It was a searing speech, signaling Biden’s decision to abandon his previously cautious approach—and it immediately prompted an equally bitter Republican backlash.
“This was an armed insurrection,” Biden declared from Statuary Hall inside the Capitol, where a year ago thousands of people brandishing Trump flags trampled over police to invade the chamber, forcing lawmakers to flee for their lives.
“For the first time in our history, a president not just lost an election. He tried to prevent the peaceful transfer of power,” Biden said.
“I will allow no one to place a dagger at the throat of democracy.”
Biden’s voice filled with anger as he laid out the dangers facing a country that has long styled itself as leader of the free world.
“Are we going to be a nation that accepts political violence as a norm?” he asked.
Trump doubles down
Although Biden deliberately did not mention Trump’s name, he made clear whom he was talking about in a blistering portrait of a man he said scorned democracy because he couldn’t accept defeat.
“The former president of the United States of America has created and spread a web of lies about the 2020 election,” Biden said. “He values power over principle.”
During the assault on Congress, Trump was “sitting in the private dining room off the Oval Office in the White House, watching it all on television and doing nothing,” Biden said, his anger clear.
Trump, who has spent the last year spreading conspiracy theories about his election loss to millions of followers, quickly fired back with a series of statements doubling down on his lie about the election “crime” and dismissing Biden’s speech as “political theater.”
And in an interview later with the conspiracy theory-peddling OAN television channel, Trump again falsely claimed that the election was “rigged” with “hundreds of thousands of votes in certain states.”
Republicans keep clear
In the evening, House Speaker Nancy Pelosi and other Democrats held a candle-lit outdoor vigil on the Capitol steps, praying for the police officers who died following the violence and singing “God Bless America.”
However, such are the depths of division 12 months later that barely any Republicans attended the events.
The party’s top lawmaker, senator Mitch McConnell, was leading a delegation to a funeral of a recently deceased senator some 600 miles (965 kilometers) away in Atlanta, Georgia.
In a statement, McConnell said 6 January had been a “dark day” but called it “stunning to see some Washington Democrats try to exploit this anniversary.”
McConnell was among the senior Republicans a year ago who condemned Trump for stoking the unprecedented violence with his barrage of lies about fraud, which no court or independent investigator has ever substantiated.
Since then, however, almost the entire party has quietly backed off from talking about 6 January, bowing to Trump’s enormous influence with Republican voters—and possible bid to return as president in 2024.
One top Republican, House Minority Whip Steve Scalise, said Democrats “want this to be politicized... They want every day to be about 6 January.”
A photo tweeted by Democratic Senator Chris Murphy showed just two Republicans present at the minute of silence held for Capitol police officers who died in the wake of the unrest. “An extraordinary image of where this country’s politics are,” Murphy said.
Writing in The New York Times, former Democratic president Jimmy Carter said the United States “teeters on the brink of a widening abyss.”
“Without immediate action, we are at genuine risk of civil conflict and losing our precious democracy.

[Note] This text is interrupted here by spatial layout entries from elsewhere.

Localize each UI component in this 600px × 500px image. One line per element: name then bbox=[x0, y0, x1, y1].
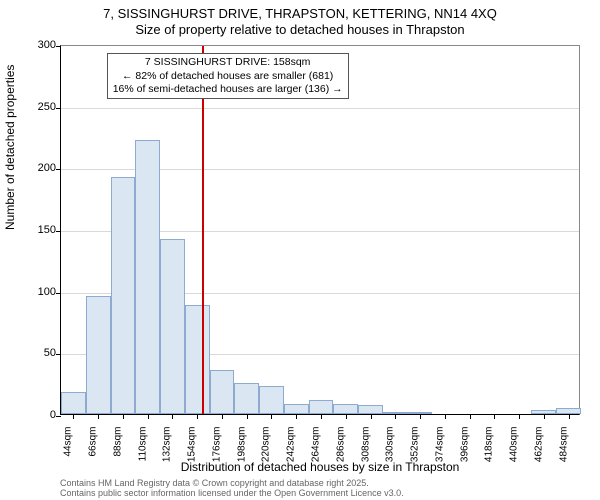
x-tick-label: 330sqm bbox=[385, 427, 396, 467]
x-tick-mark bbox=[247, 414, 248, 419]
x-tick-mark bbox=[148, 414, 149, 419]
x-tick-mark bbox=[123, 414, 124, 419]
y-tick-label: 0 bbox=[16, 409, 56, 421]
x-tick-mark bbox=[321, 414, 322, 419]
y-tick-mark bbox=[56, 231, 61, 232]
y-axis-label: Number of detached properties bbox=[3, 65, 17, 230]
histogram-bar bbox=[185, 305, 210, 414]
annotation-line: 16% of semi-detached houses are larger (… bbox=[113, 83, 343, 96]
histogram-bar bbox=[234, 383, 259, 414]
x-tick-label: 286sqm bbox=[335, 427, 346, 467]
x-tick-label: 198sqm bbox=[236, 427, 247, 467]
x-tick-label: 154sqm bbox=[187, 427, 198, 467]
x-tick-label: 88sqm bbox=[112, 427, 123, 467]
title-block: 7, SISSINGHURST DRIVE, THRAPSTON, KETTER… bbox=[0, 0, 600, 39]
chart-container: 7, SISSINGHURST DRIVE, THRAPSTON, KETTER… bbox=[0, 0, 600, 500]
y-tick-mark bbox=[56, 46, 61, 47]
y-tick-label: 50 bbox=[16, 347, 56, 359]
x-tick-label: 242sqm bbox=[286, 427, 297, 467]
gridline bbox=[61, 108, 579, 109]
x-tick-label: 484sqm bbox=[558, 427, 569, 467]
footer-line1: Contains HM Land Registry data © Crown c… bbox=[60, 478, 404, 488]
x-tick-mark bbox=[296, 414, 297, 419]
x-tick-label: 44sqm bbox=[63, 427, 74, 467]
x-tick-mark bbox=[395, 414, 396, 419]
x-tick-label: 418sqm bbox=[484, 427, 495, 467]
x-tick-mark bbox=[371, 414, 372, 419]
x-tick-label: 308sqm bbox=[360, 427, 371, 467]
x-tick-mark bbox=[445, 414, 446, 419]
x-tick-mark bbox=[470, 414, 471, 419]
histogram-bar bbox=[160, 239, 185, 414]
x-tick-label: 176sqm bbox=[211, 427, 222, 467]
reference-line bbox=[202, 46, 204, 414]
histogram-bar bbox=[86, 296, 111, 414]
x-tick-mark bbox=[346, 414, 347, 419]
x-tick-label: 352sqm bbox=[410, 427, 421, 467]
x-tick-mark bbox=[569, 414, 570, 419]
plot-area: 7 SISSINGHURST DRIVE: 158sqm← 82% of det… bbox=[60, 45, 580, 415]
annotation-box: 7 SISSINGHURST DRIVE: 158sqm← 82% of det… bbox=[107, 53, 349, 98]
x-tick-mark bbox=[420, 414, 421, 419]
x-tick-mark bbox=[544, 414, 545, 419]
title-address: 7, SISSINGHURST DRIVE, THRAPSTON, KETTER… bbox=[0, 6, 600, 22]
x-tick-mark bbox=[73, 414, 74, 419]
histogram-bar bbox=[61, 392, 86, 414]
x-tick-label: 396sqm bbox=[459, 427, 470, 467]
x-tick-label: 132sqm bbox=[162, 427, 173, 467]
x-tick-label: 264sqm bbox=[311, 427, 322, 467]
annotation-line: 7 SISSINGHURST DRIVE: 158sqm bbox=[113, 56, 343, 69]
x-tick-mark bbox=[222, 414, 223, 419]
footer-line2: Contains public sector information licen… bbox=[60, 488, 404, 498]
y-tick-label: 200 bbox=[16, 162, 56, 174]
x-tick-mark bbox=[271, 414, 272, 419]
y-tick-label: 250 bbox=[16, 101, 56, 113]
footer-attribution: Contains HM Land Registry data © Crown c… bbox=[60, 478, 404, 499]
x-tick-label: 374sqm bbox=[434, 427, 445, 467]
y-tick-mark bbox=[56, 354, 61, 355]
x-tick-mark bbox=[172, 414, 173, 419]
y-tick-mark bbox=[56, 108, 61, 109]
y-tick-label: 300 bbox=[16, 39, 56, 51]
x-tick-mark bbox=[494, 414, 495, 419]
x-tick-label: 220sqm bbox=[261, 427, 272, 467]
histogram-bar bbox=[358, 405, 383, 414]
x-tick-label: 462sqm bbox=[533, 427, 544, 467]
histogram-bar bbox=[284, 404, 309, 414]
x-tick-label: 66sqm bbox=[88, 427, 99, 467]
y-tick-mark bbox=[56, 169, 61, 170]
histogram-bar bbox=[259, 386, 284, 414]
y-tick-label: 100 bbox=[16, 286, 56, 298]
x-tick-mark bbox=[519, 414, 520, 419]
title-subtitle: Size of property relative to detached ho… bbox=[0, 22, 600, 38]
histogram-bar bbox=[333, 404, 358, 414]
x-tick-mark bbox=[197, 414, 198, 419]
y-tick-mark bbox=[56, 293, 61, 294]
x-tick-label: 110sqm bbox=[137, 427, 148, 467]
y-tick-mark bbox=[56, 416, 61, 417]
histogram-bar bbox=[309, 400, 334, 414]
histogram-bar bbox=[210, 370, 235, 414]
y-tick-label: 150 bbox=[16, 224, 56, 236]
x-tick-mark bbox=[98, 414, 99, 419]
annotation-line: ← 82% of detached houses are smaller (68… bbox=[113, 70, 343, 83]
histogram-bar bbox=[135, 140, 160, 414]
x-tick-label: 440sqm bbox=[509, 427, 520, 467]
histogram-bar bbox=[111, 177, 136, 414]
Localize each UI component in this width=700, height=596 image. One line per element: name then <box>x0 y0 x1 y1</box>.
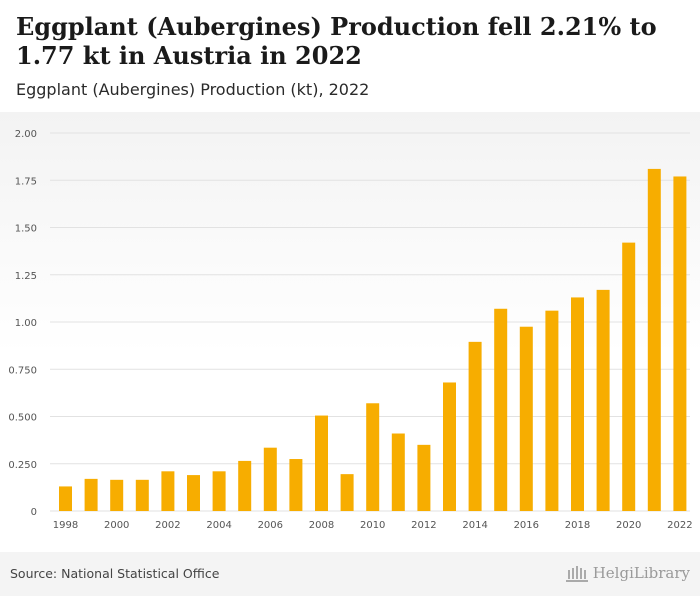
bar-2002 <box>161 471 175 511</box>
bar-2008 <box>315 415 328 511</box>
bar-2020 <box>622 242 636 511</box>
y-tick-label: 1.75 <box>15 176 37 187</box>
bar-2011 <box>391 433 405 511</box>
x-tick-label: 2004 <box>206 520 231 531</box>
bar-1998 <box>59 486 72 511</box>
logo-text: HelgiLibrary <box>592 564 690 582</box>
x-tick-label: 2008 <box>309 520 334 531</box>
bar-2012 <box>417 444 431 511</box>
x-tick-label: 2000 <box>104 520 129 531</box>
source-note: Source: National Statistical Office <box>10 566 220 581</box>
x-tick-label: 2022 <box>667 520 692 531</box>
bar-2009 <box>340 474 354 511</box>
bar-2021 <box>647 168 661 511</box>
y-tick-label: 1.50 <box>15 224 37 235</box>
y-tick-label: 0.750 <box>8 365 37 376</box>
x-tick-label: 2010 <box>360 520 385 531</box>
helgi-library-logo: HelgiLibrary <box>565 562 690 584</box>
y-tick-label: 1.25 <box>15 271 37 282</box>
footer: Source: National Statistical Office Helg… <box>0 552 700 596</box>
x-tick-label: 2014 <box>462 520 487 531</box>
x-tick-label: 2016 <box>514 520 539 531</box>
bar-2010 <box>366 403 380 511</box>
page-title: Eggplant (Aubergines) Production fell 2.… <box>16 12 657 70</box>
bar-2003 <box>187 475 200 511</box>
bar-2014 <box>468 341 482 511</box>
bar-2007 <box>289 459 303 511</box>
bar-1999 <box>84 478 98 511</box>
y-tick-label: 0 <box>31 507 37 518</box>
bar-2019 <box>596 289 610 511</box>
chart-subtitle: Eggplant (Aubergines) Production (kt), 2… <box>16 80 370 99</box>
bar-2000 <box>110 479 124 511</box>
y-tick-label: 1.00 <box>15 318 37 329</box>
y-tick-label: 2.00 <box>15 129 37 140</box>
x-tick-label: 2020 <box>616 520 641 531</box>
x-tick-label: 2006 <box>258 520 283 531</box>
bar-2022 <box>673 176 687 511</box>
bar-2004 <box>212 471 226 511</box>
bar-2017 <box>545 310 559 511</box>
x-tick-label: 2012 <box>411 520 436 531</box>
header: Eggplant (Aubergines) Production fell 2.… <box>0 0 700 112</box>
bar-chart: 0 0.250 0.500 0.750 1.00 1.25 1.50 1.75 2.00 1998… <box>8 129 692 531</box>
library-building-icon <box>565 566 588 582</box>
bar-2016 <box>519 326 533 511</box>
chart-area: 0 0.250 0.500 0.750 1.00 1.25 1.50 1.75 2.00 1998… <box>0 112 700 552</box>
y-tick-label: 0.250 <box>8 460 37 471</box>
bar-2006 <box>263 447 277 511</box>
bar-2001 <box>135 479 149 511</box>
y-tick-label: 0.500 <box>8 413 37 424</box>
bar-2013 <box>443 382 456 511</box>
bar-2005 <box>238 460 252 511</box>
x-tick-label: 2018 <box>565 520 590 531</box>
bar-2018 <box>571 297 584 511</box>
x-tick-label: 2002 <box>155 520 180 531</box>
x-tick-label: 1998 <box>53 520 78 531</box>
bar-2015 <box>494 308 508 511</box>
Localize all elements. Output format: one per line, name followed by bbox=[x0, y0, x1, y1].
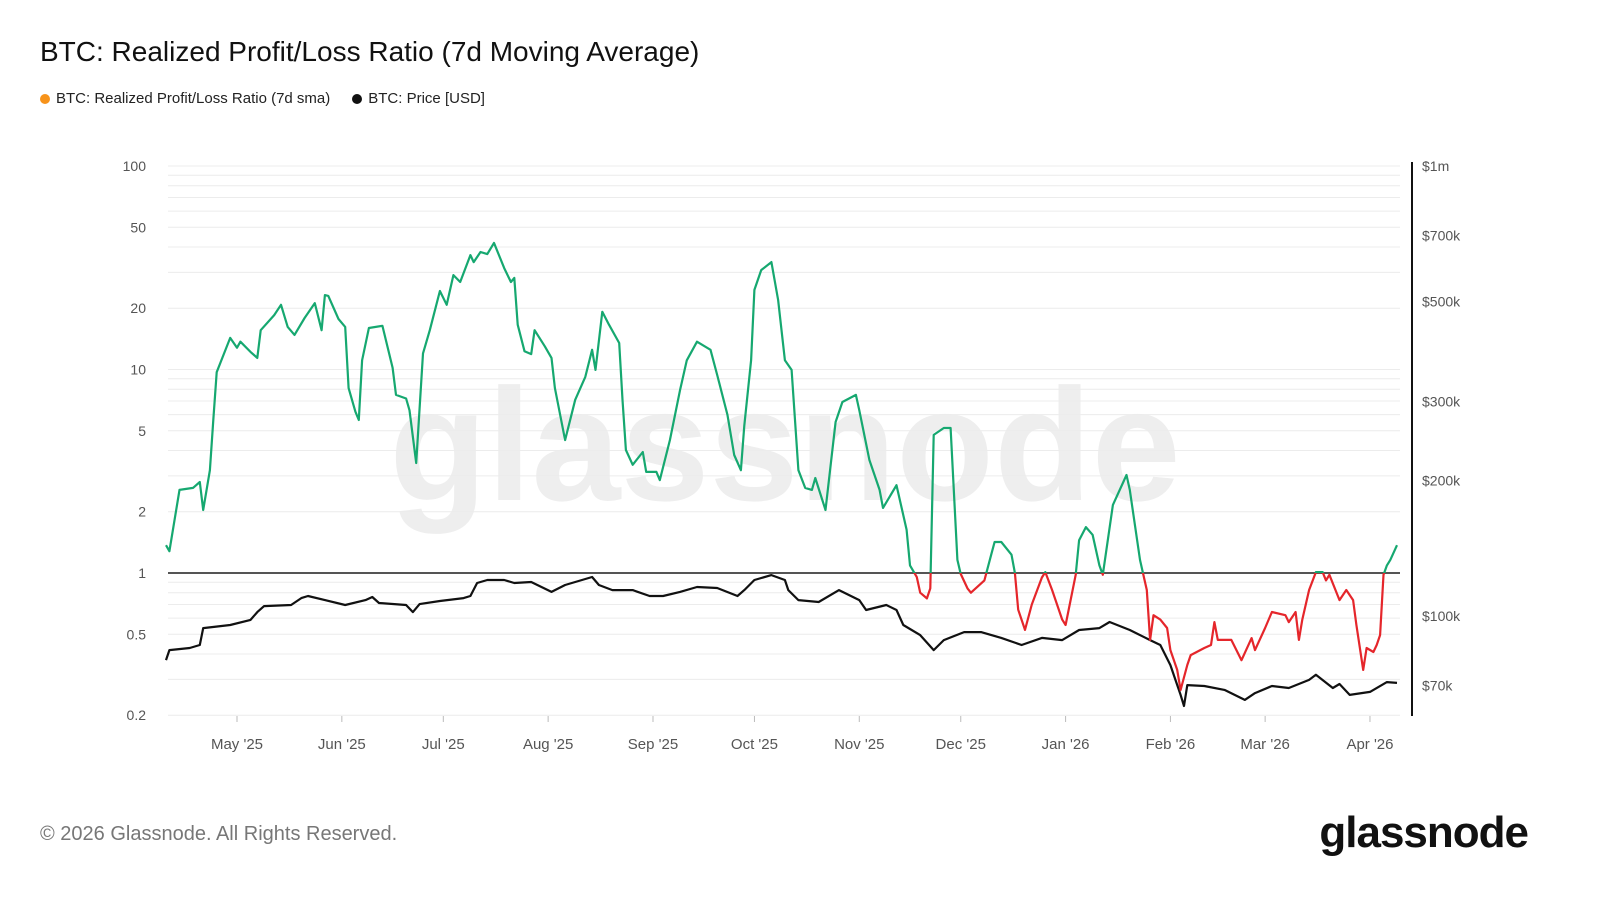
copyright: © 2026 Glassnode. All Rights Reserved. bbox=[40, 823, 398, 845]
legend-item-ratio[interactable]: BTC: Realized Profit/Loss Ratio (7d sma) bbox=[40, 90, 330, 107]
right-axis-ticks: $70k $100k $200k $300k $500k $700k $1m bbox=[1422, 158, 1461, 694]
legend-dot-ratio bbox=[40, 93, 50, 104]
x-tick-label: Aug '25 bbox=[523, 736, 573, 753]
x-tick-label: Apr '26 bbox=[1346, 736, 1393, 753]
watermark: glassnode bbox=[389, 355, 1180, 534]
x-tick-label: Jul '25 bbox=[422, 736, 465, 753]
right-tick-label: $300k bbox=[1422, 393, 1461, 409]
left-tick-label: 2 bbox=[138, 504, 146, 520]
right-tick-label: $500k bbox=[1422, 293, 1461, 309]
x-tick-label: Nov '25 bbox=[834, 736, 884, 753]
x-tick-label: Jan '26 bbox=[1042, 736, 1090, 753]
x-tick-label: Oct '25 bbox=[731, 736, 778, 753]
series-group bbox=[164, 241, 1400, 708]
x-axis-ticks: May '25 Jun '25 Jul '25 Aug '25 Sep '25 Oct '… bbox=[211, 716, 1394, 753]
legend-label-price: BTC: Price [USD] bbox=[368, 90, 485, 107]
legend: BTC: Realized Profit/Loss Ratio (7d sma)… bbox=[40, 90, 485, 107]
right-tick-label: $100k bbox=[1422, 608, 1461, 624]
left-tick-label: 0.2 bbox=[127, 707, 147, 723]
legend-item-price[interactable]: BTC: Price [USD] bbox=[352, 90, 485, 107]
x-tick-label: Mar '26 bbox=[1240, 736, 1290, 753]
left-tick-label: 100 bbox=[123, 158, 147, 174]
ratio-line-profit bbox=[165, 241, 1399, 573]
right-tick-label: $1m bbox=[1422, 158, 1449, 174]
left-tick-label: 10 bbox=[130, 362, 146, 378]
glassnode-logo: glassnode bbox=[1319, 808, 1529, 857]
x-tick-label: Feb '26 bbox=[1146, 736, 1196, 753]
right-tick-label: $200k bbox=[1422, 473, 1461, 489]
right-tick-label: $70k bbox=[1422, 678, 1453, 694]
left-tick-label: 50 bbox=[130, 219, 146, 235]
right-tick-label: $700k bbox=[1422, 228, 1461, 244]
left-tick-label: 20 bbox=[130, 300, 146, 316]
x-tick-label: Dec '25 bbox=[936, 736, 986, 753]
left-tick-label: 0.5 bbox=[127, 626, 147, 642]
left-tick-label: 1 bbox=[138, 565, 146, 581]
x-tick-label: Jun '25 bbox=[318, 736, 366, 753]
left-axis-ticks: 0.2 0.5 1 2 5 10 20 50 100 bbox=[123, 158, 147, 723]
ratio-line-loss bbox=[913, 573, 1386, 692]
chart-title: BTC: Realized Profit/Loss Ratio (7d Movi… bbox=[40, 36, 700, 67]
legend-dot-price bbox=[352, 93, 363, 104]
x-tick-label: May '25 bbox=[211, 736, 263, 753]
x-tick-label: Sep '25 bbox=[628, 736, 678, 753]
price-line bbox=[164, 574, 1398, 708]
legend-label-ratio: BTC: Realized Profit/Loss Ratio (7d sma) bbox=[56, 90, 331, 107]
gridlines bbox=[168, 165, 1400, 716]
left-tick-label: 5 bbox=[138, 423, 146, 439]
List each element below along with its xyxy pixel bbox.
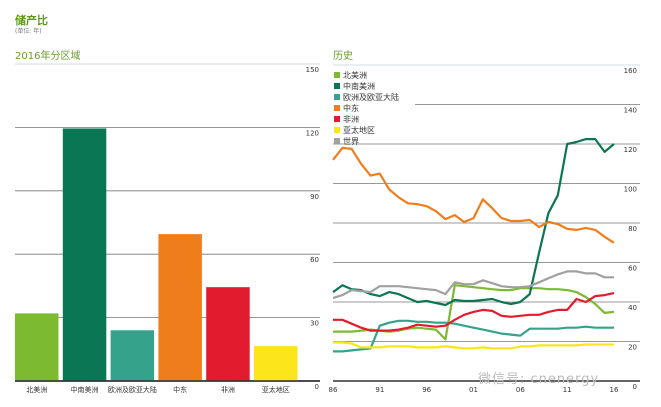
- bar-y-tick-label: 60: [310, 256, 319, 264]
- line-y-tick-label: 0: [633, 383, 637, 391]
- legend-label: 中东: [343, 103, 359, 113]
- series-line-中南美洲: [332, 138, 615, 307]
- series-line-中东: [332, 146, 615, 244]
- line-y-tick-label: 40: [628, 304, 637, 312]
- bar-chart-title: 2016年分区域: [15, 51, 81, 62]
- line-y-tick-label: 60: [628, 265, 637, 273]
- line-y-tick-label: 100: [624, 186, 637, 194]
- bar-中东: [158, 234, 202, 381]
- bar-y-tick-label: 150: [306, 66, 319, 74]
- bar-category-label: 欧洲及欧亚大陆: [108, 385, 157, 394]
- bar-y-tick-label: 90: [310, 193, 319, 201]
- line-x-tick-label: 96: [422, 386, 431, 394]
- legend-label: 中南美洲: [343, 81, 375, 91]
- series-line-欧洲及欧亚大陆: [333, 319, 614, 353]
- legend-swatch: [334, 105, 340, 111]
- series-line-非洲: [333, 292, 615, 332]
- legend-swatch: [334, 138, 340, 144]
- legend-label: 北美洲: [343, 70, 367, 80]
- line-x-tick-label: 16: [610, 386, 619, 394]
- bar-category-label: 北美洲: [26, 385, 47, 394]
- legend-swatch: [334, 116, 340, 122]
- legend-label: 亚太地区: [343, 125, 375, 135]
- line-x-tick-label: 01: [469, 386, 478, 394]
- bar-category-label: 中东: [173, 385, 187, 394]
- bar-category-label: 亚太地区: [262, 385, 290, 394]
- bar-欧洲及欧亚大陆: [110, 330, 155, 381]
- series-line-亚太地区: [333, 341, 614, 350]
- line-chart-title: 历史: [333, 51, 353, 62]
- bar-北美洲: [15, 313, 59, 381]
- watermark: 微信号: cnenergy: [478, 372, 600, 387]
- bar-中南美洲: [62, 128, 107, 381]
- legend-swatch: [334, 72, 340, 78]
- bar-非洲: [206, 287, 250, 381]
- bar-category-label: 中南美洲: [71, 385, 99, 394]
- legend-label: 欧洲及欧亚大陆: [343, 92, 399, 102]
- line-x-tick-label: 11: [563, 386, 572, 394]
- legend-label: 非洲: [343, 114, 359, 124]
- line-y-tick-label: 80: [628, 225, 637, 233]
- line-y-tick-label: 120: [624, 146, 637, 154]
- legend-swatch: [334, 94, 340, 100]
- bar-y-tick-label: 120: [306, 129, 319, 137]
- line-x-tick-label: 86: [329, 386, 338, 394]
- series-line-世界: [332, 270, 614, 300]
- page-title: 储产比: [15, 14, 48, 27]
- line-y-tick-label: 20: [628, 344, 637, 352]
- unit-label: (单位: 年): [15, 28, 42, 35]
- line-x-tick-label: 06: [516, 386, 525, 394]
- legend-swatch: [334, 83, 340, 89]
- line-x-tick-label: 91: [375, 386, 384, 394]
- bar-category-label: 非洲: [221, 385, 235, 394]
- bar-y-tick-label: 30: [310, 320, 319, 328]
- line-y-tick-label: 160: [624, 67, 637, 75]
- legend-swatch: [334, 127, 340, 133]
- line-y-tick-label: 140: [624, 107, 637, 115]
- bar-y-tick-label: 0: [315, 383, 319, 391]
- legend-label: 世界: [343, 136, 359, 146]
- bar-亚太地区: [254, 346, 298, 381]
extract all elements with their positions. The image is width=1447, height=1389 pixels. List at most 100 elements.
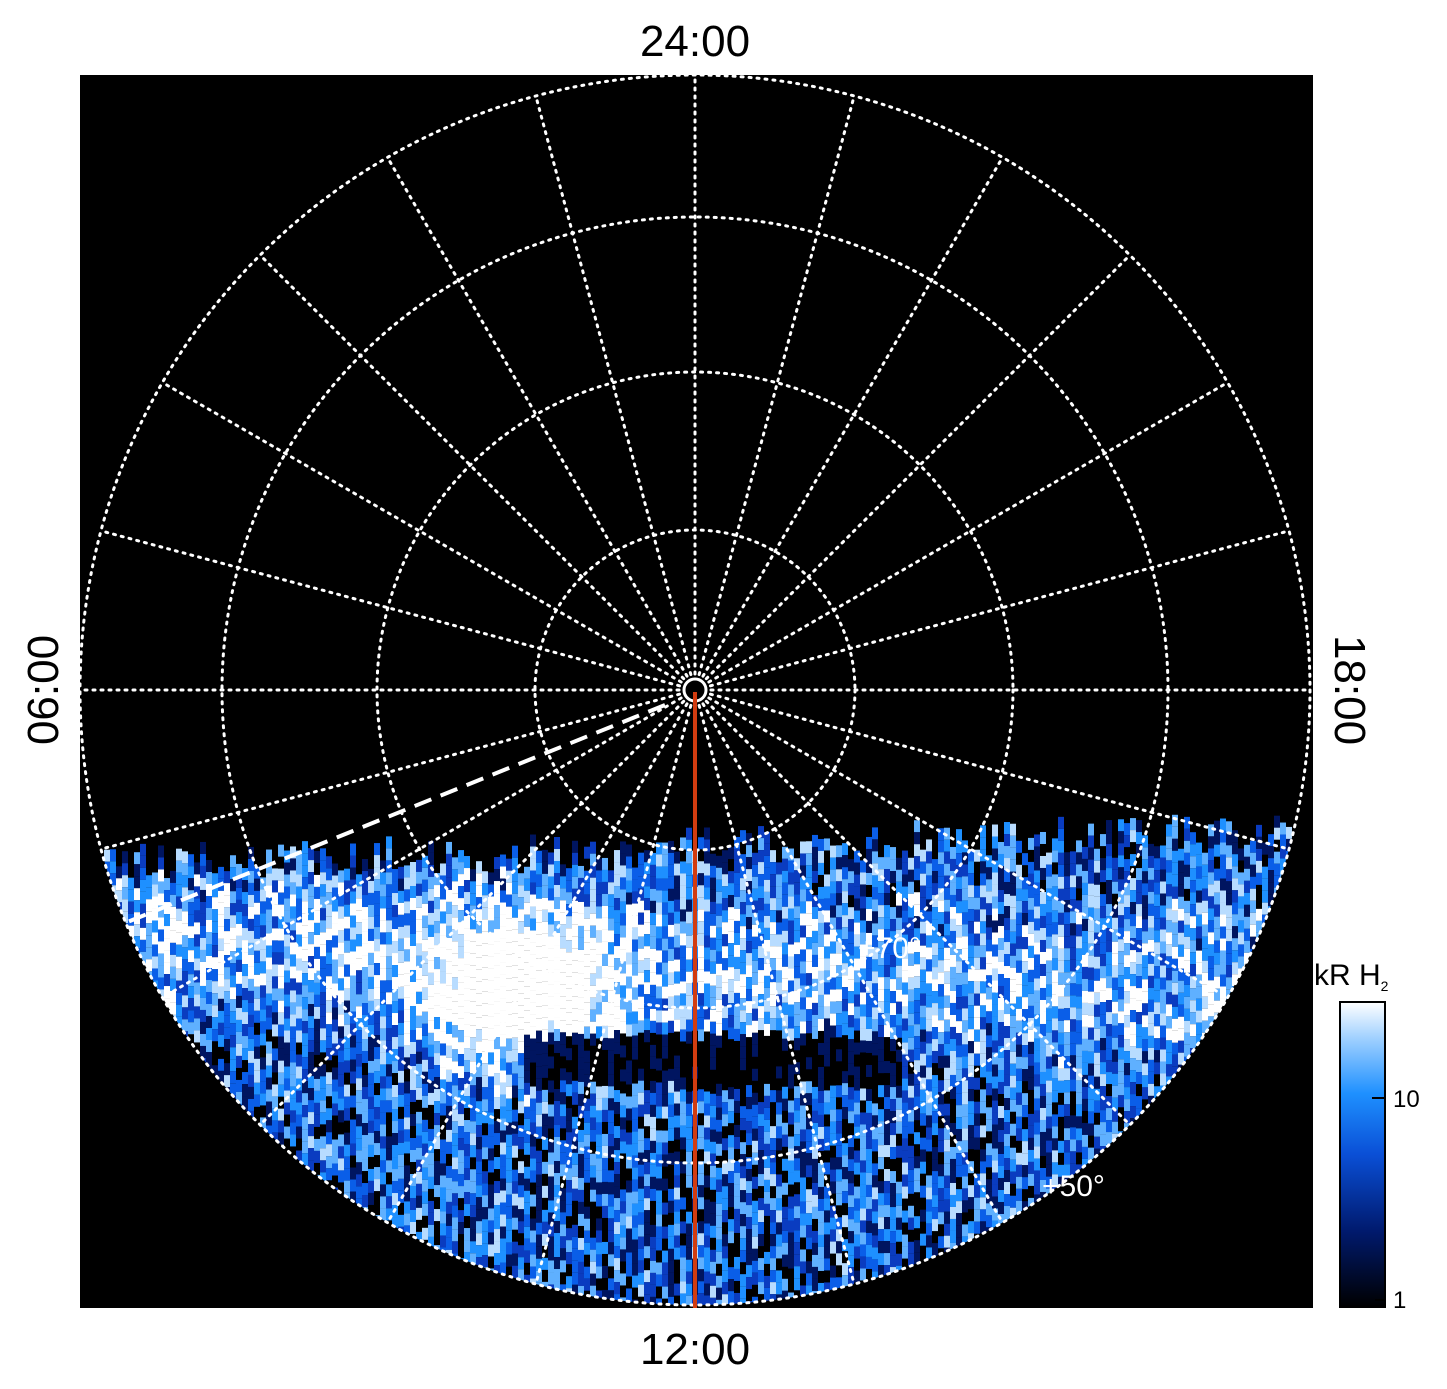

Americans must set aside differences and work together before it is too late,” Carter wrote.
More surprising was the voice of Karl Rove, one of the chief architects of Republican strategy over the last 30 years, who wrote in the right-leaning Wall Street Journal editorial pages that there can be no forgiveness for the assault on democracy.
“There can be no soft-pedalling what happened and no absolution for those who planned, encouraged and aided the attempt to overthrow our democracy. Love of country demands nothing less. That’s true patriotism,” he wrote.